Née à Pullman, État de Washington , le 11/1956, Jean Hegland est une écrivaine américaine. Elle commence ses études au Fairhaven College de Bellingham dans l'État de Washington, puis obtient un BA en arts libéraux de l'Université d'État de Washington en 1979.
Après avoir occupé divers petits boulots, dont des ménages dans une maison de retraite, elle décroche en 1984 une maîtrise en rhétorique et enseignement de la composition de l'université de Washington. Elle devient alors enseignante.

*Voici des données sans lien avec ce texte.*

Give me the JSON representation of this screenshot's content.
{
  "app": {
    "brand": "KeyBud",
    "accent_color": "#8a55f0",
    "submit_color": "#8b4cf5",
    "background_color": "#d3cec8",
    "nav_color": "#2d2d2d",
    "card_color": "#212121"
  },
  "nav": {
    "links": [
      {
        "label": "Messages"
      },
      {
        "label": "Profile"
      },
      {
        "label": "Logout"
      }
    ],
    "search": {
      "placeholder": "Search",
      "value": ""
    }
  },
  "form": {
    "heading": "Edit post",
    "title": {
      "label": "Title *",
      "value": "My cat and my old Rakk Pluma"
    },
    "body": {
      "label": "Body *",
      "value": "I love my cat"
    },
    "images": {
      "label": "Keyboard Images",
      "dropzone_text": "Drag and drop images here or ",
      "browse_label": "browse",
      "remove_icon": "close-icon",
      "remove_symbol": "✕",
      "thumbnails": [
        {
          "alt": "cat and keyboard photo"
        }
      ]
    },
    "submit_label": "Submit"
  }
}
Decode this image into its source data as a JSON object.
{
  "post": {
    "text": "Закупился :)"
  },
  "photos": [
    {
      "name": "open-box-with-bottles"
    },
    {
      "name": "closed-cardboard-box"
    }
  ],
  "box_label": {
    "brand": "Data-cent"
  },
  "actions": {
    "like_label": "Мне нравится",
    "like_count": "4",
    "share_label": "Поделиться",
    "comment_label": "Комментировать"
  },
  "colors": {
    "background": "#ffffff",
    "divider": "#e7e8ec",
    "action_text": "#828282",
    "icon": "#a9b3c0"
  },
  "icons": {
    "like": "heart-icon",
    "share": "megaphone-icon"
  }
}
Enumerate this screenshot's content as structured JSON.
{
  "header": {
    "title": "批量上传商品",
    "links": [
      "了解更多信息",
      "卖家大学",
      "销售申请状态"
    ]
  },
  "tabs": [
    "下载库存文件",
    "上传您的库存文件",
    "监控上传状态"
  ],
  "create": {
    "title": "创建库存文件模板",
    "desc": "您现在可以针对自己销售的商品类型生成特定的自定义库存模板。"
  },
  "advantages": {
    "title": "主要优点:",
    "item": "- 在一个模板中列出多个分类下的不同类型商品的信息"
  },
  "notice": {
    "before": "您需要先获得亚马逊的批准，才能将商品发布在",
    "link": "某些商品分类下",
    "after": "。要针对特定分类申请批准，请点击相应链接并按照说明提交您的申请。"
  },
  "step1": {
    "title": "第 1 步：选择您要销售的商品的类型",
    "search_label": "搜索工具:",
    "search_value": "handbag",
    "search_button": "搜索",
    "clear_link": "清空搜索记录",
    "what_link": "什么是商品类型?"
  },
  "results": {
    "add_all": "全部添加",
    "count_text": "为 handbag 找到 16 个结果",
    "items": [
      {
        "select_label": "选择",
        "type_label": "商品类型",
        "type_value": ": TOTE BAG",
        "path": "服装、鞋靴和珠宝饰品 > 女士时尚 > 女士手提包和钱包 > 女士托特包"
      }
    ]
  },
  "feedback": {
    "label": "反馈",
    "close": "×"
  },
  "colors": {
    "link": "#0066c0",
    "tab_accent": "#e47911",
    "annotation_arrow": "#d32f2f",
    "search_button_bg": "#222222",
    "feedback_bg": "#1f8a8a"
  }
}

En 1991, alors qu'elle a donné naissance à son deuxième enfant, elle publie un premier ouvrage non fictionnel sur le thème de la grossesse, "The Life Within: Celebration of a Pregnancy". En 1996, elle termine l'écriture de son premier roman, "Dans la fôret" ("Into the Forest"), qui raconte la relation entre deux sœurs qui doivent apprendre à survivre seules dans une forêt.
Le roman obtient un succès national puis international. En 2015, il est adapté au cinéma par Patricia Rozema avec Ellen Page et Evan Rachel Wood.
En 2018, "Dans la forêt" obtient le Prix de l'Union Interalliée dans la catégorie roman étranger par Cercle de l'Union Interalliée.
Jean Hegland vit aujourd’hui au cœur des forêts de Caroline du Nord et partage son temps entre l’apiculture et l’écriture.